Mit der Zulassung soll erreicht werden,
dass die von
besonders
besorgniserregenden Stoffen
ausgehenden Risiken ausreichend beherrscht werden oder dass diese
Stoffe schrittweise durch geeignete Alternativstoffe oder
–technologien ersetzt werden, sofern diese wirtschaftlich und
technisch tragfähig sind. (Art.55). Sie
ist notwendig für Chemikalien, die im
Anhang XIV der REACH-Verordnung aufgeführt sind.

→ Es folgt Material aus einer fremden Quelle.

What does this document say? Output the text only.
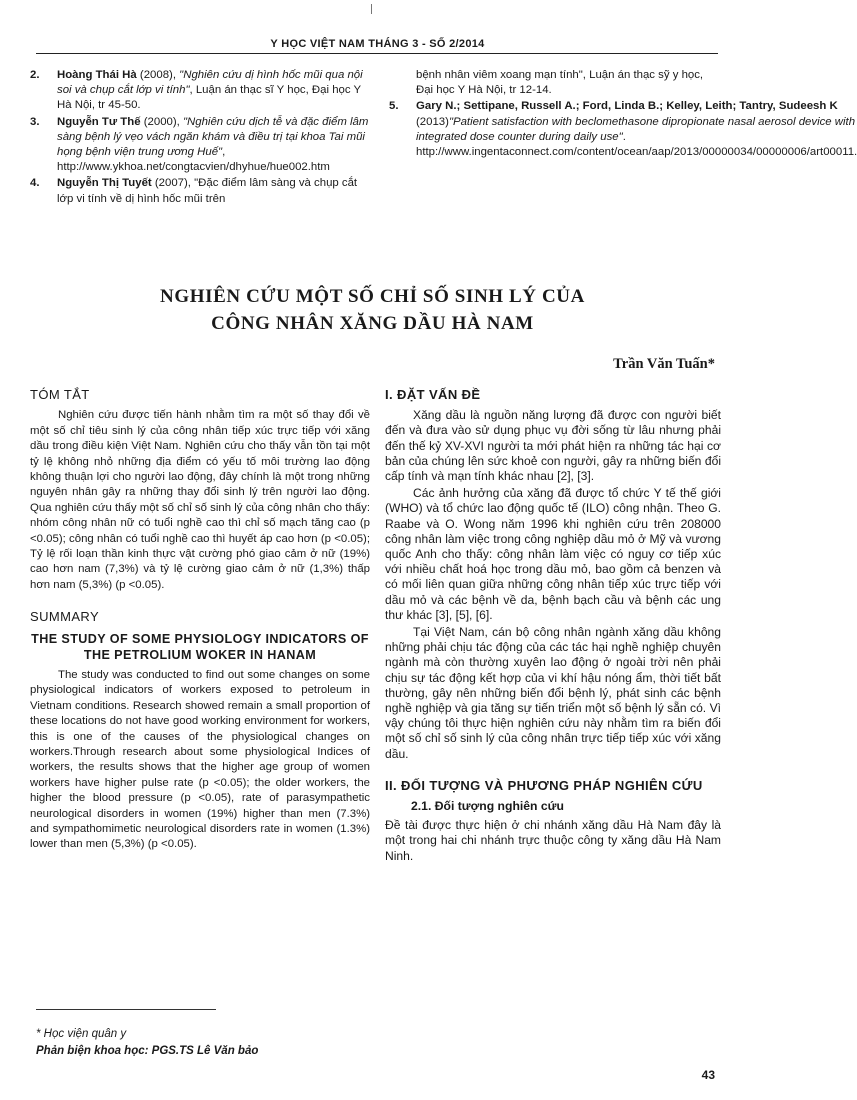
Y HỌC VIỆT NAM THÁNG 3 - SỐ 2/2014
2.	Hoàng Thái Hà (2008), "Nghiên cứu dị hình hốc mũi qua nội soi và chụp cắt lớp vi tính", Luận án thạc sĩ Y học, Đại học Y Hà Nội, tr 45-50.
3.	Nguyễn Tư Thế (2000), "Nghiên cứu dịch tễ và đặc điểm lâm sàng bệnh lý vẹo vách ngăn khám và điều trị tại khoa Tai mũi họng bệnh viện trung ương Huế", http://www.ykhoa.net/congtacvien/dhyhue/hue002.htm
4.	Nguyễn Thị Tuyết (2007), "Đặc điểm lâm sàng và chụp cắt lớp vi tính về dị hình hốc mũi trên
bệnh nhân viêm xoang mạn tính", Luận án thạc sỹ y học, Đại học Y Hà Nội, tr 12-14.
5.	Gary N.; Settipane, Russell A.; Ford, Linda B.; Kelley, Leith; Tantry, Sudeesh K (2013)"Patient satisfaction with beclomethasone dipropionate nasal aerosol device with integrated dose counter during daily use". http://www.ingentaconnect.com/content/ocean/aap/2013/00000034/00000006/art00011.
NGHIÊN CỨU MỘT SỐ CHỈ SỐ SINH LÝ CỦA
CÔNG NHÂN XĂNG DẦU HÀ NAM
Trần Văn Tuấn*
TÓM TẮT

Nghiên cứu được tiến hành nhằm tìm ra một số thay đổi về một số chỉ tiêu sinh lý của công nhân tiếp xúc trực tiếp với xăng dầu trong điều kiện Việt Nam. Nghiên cứu cho thấy vẫn tồn tại một tỷ lệ không nhỏ những địa điểm có yếu tố môi trường lao động không thuận lợi cho người lao động, đây chính là một trong những nguyên nhân gây ra những thay đổi sinh lý trên người lao động. Qua nghiên cứu thấy một số chỉ số sinh lý của công nhân cho thấy: nhóm công nhân nữ có tuổi nghề cao thì chỉ số mạch tăng cao (p <0.05); công nhân có tuổi nghề cao thì huyết áp cao hơn (p <0.05); Tỷ lệ rối loạn thần kinh thực vật cường phó giao cảm ở nữ (19%) cao hơn nam (7,3%) và tỷ lệ cường giao cảm ở nữ (1,3%) thấp hơn nam (5,3%) (p <0.05).

SUMMARY
THE STUDY OF SOME PHYSIOLOGY INDICATORS OF THE PETROLIUM WOKER IN HANAM

The study was conducted to find out some changes on some physiological indicators of workers exposed to petroleum in Vietnam conditions. Research showed remain a small proportion of these locations do not have good working environment for workers, this is one of the causes of the physiological changes on workers.Through research about some physiological Indices of workers, the results shows that the higher age group of women workers have higher pulse rate (p <0.05); the older workers, the higher the blood pressure (p <0.05), rate of parasympathetic neurological disorders in women (19%) higher than men (7.3%) and sympathomimetic neurological disorders rate in women (1.3%) lower than men (5,3%) (p <0.05).

I. ĐẶT VẤN ĐỀ

Xăng dầu là nguồn năng lượng đã được con người biết đến và đưa vào sử dụng phục vụ đời sống từ lâu nhưng phải đến thế kỷ XV-XVI người ta mới phát hiện ra những tác hại cơ bản của chúng lên sức khoẻ con người, gây ra những biến đổi cấp tính và mạn tính khác nhau [2], [3].

Các ảnh hưởng của xăng đã được tổ chức Y tế thế giới (WHO) và tổ chức lao động quốc tế (ILO) công nhận. Theo G. Raabe và O. Wong năm 1996 khi nghiên cứu trên 208000 công nhân làm việc trong công nghiệp dầu mỏ ở Mỹ và vương quốc Anh cho thấy: công nhân làm việc có nguy cơ tiếp xúc với nhiều chất hoá học trong dầu mỏ, bao gồm cả benzen và có mối liên quan giữa những công nhân tiếp xúc trực tiếp với dầu mỏ và các bệnh về da, bệnh bạch cầu và bệnh các ung thư khác [3], [5], [6].

Tại Việt Nam, cán bộ công nhân ngành xăng dầu không những phải chịu tác động của các tác hại nghề nghiệp chuyên ngành mà còn thường xuyên lao động ở ngoài trời nên phải chịu sự tác động kết hợp của vi khí hậu nóng ẩm, thời tiết bất thường, gây nên những biến đổi bệnh lý, phát sinh các bệnh nghề nghiệp và gia tăng sự tiến triển một số bệnh lý sẵn có. Vì vậy chúng tôi thực hiện nghiên cứu này nhằm tìm ra biến đổi một số chỉ số sinh lý của công nhân trực tiếp tiếp xúc với xăng dầu.

II. ĐỐI TƯỢNG VÀ PHƯƠNG PHÁP NGHIÊN CỨU
2.1. Đối tượng nghiên cứu

Đề tài được thực hiện ở chi nhánh xăng dầu Hà Nam đây là một trong hai chi nhánh trực thuộc công ty xăng dầu Hà Nam Ninh.

* Học viện quân y
Phản biện khoa học: PGS.TS Lê Văn bảo
43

Mit der Aufnahme in Anhang XIV muss für jede Verwendung eine
Zulassung beantragt werden. Über eine Zulassung entscheidet die
EU-Kommission.
Für die Erstellung eines Antrags auf Zulassung stellt die ECHA einen
Leitfaden bereit.
Vor der Aufnahme in Anhang XIV steht ein aufwändiges Verfahren. Als
erster Schritt schlägt ein EU-Mitgliedsstaat oder die ECHA die
Aufnahme in Anhang XIV mit dem Anhang XV Dossier vor. Die ECHA
veröffentlicht das Dossier auf ihrer Homepage und ermöglicht eine
öffentliche Kommentierung im Internet. Kommentare und eventuelle
Fragen beantwortet der Mitgliedsstaat oder die ECHA. Dann befragt
die ECHA den
Ausschuss der Mitgliedsstaaten,
ob der Stoff die Kriterien als besonders Besorgnis erregend erfüllt.
Bestätigt der Ausschuss dies einstimmig, nimmt die ECHA den Stoff in
die Liste der für eine Aufnahme in Anhang XIV in Frage kommenden
Stoffe auf („Kandidatenliste“).
Votiert der Ausschuss nicht einstimmig, wird nach dem
Regelungsverfahren der EU (Beschluss 1999/468/EG des Rates vom 28.
Juli 1999, Art 5 und Art. 7) entschieden.
Die Echa priorisiert diese Stoffe der
Kandidatenliste gemäß Artikel 58 der REACH-Verordnung und schlägt
der Kommission die Stoffe zur Aufnahme vor. Die erste Empfehlung
wurde von der ECHA am 1. Juni 2009 veröffentlicht. Es wurde
empfohlen 5-tert-butyl-2,4,6-trinitro-xylen,
4,4´-Diaminodiphenylmethan, die kurzkettigen Chlorparaffine (SCCPs),
Hexabromocyclododecan (HBCDD), Bis(2-ethylhexyl)phthalat (DEHP),
Benzylbutylphthalat (BBP) und Dibutylphthalat aufzunehmen. Diese
sieben Stoffe sind am xx.xx.2011 in den Annex XIV eingetragen
worden. Als nächste Stoffe werden die Substanzen der zweiten
ECHA-Empfehlung vom 17. Dezember 2010 ergänzt werden. Auch diese
Liste umfasst sieben Stoffe: Diisobutylphthalat (DIBP),
Diarsentrioxid, Diarsenpentoxid, Bleichromat, Bleisulfochromat gelb
(C.I. Pigment gelb 34), Bleichromatmolybdänsulfat rot (C.I. Pigment
Rot 104), Tri-(2-chloroethyl)phosphat (TCEP) und 2,4-Dinitrotoluol
(2,4-DNT)
Neben dem Zulassungsverfahren existiert auch weiterhin das bewährte
Instrument der Beschränkung der Herstellung und Verwendung von
Stoffen. In beiden Verfahren soll künftig eine soziökonomische
Analyse in die Entscheidungsfindung einbezogen werden. Diese Analyse
soll helfen, ausgewogene Entscheidungen über die Zulassung oder das
Verbot bedenklicher Stoffe zu treffen, die gleichermaßen die
Risiken eines Stoffes wie auch die wirtschaftlichen und sozialen
Folgen einer angestrebten Regulierung bewerten.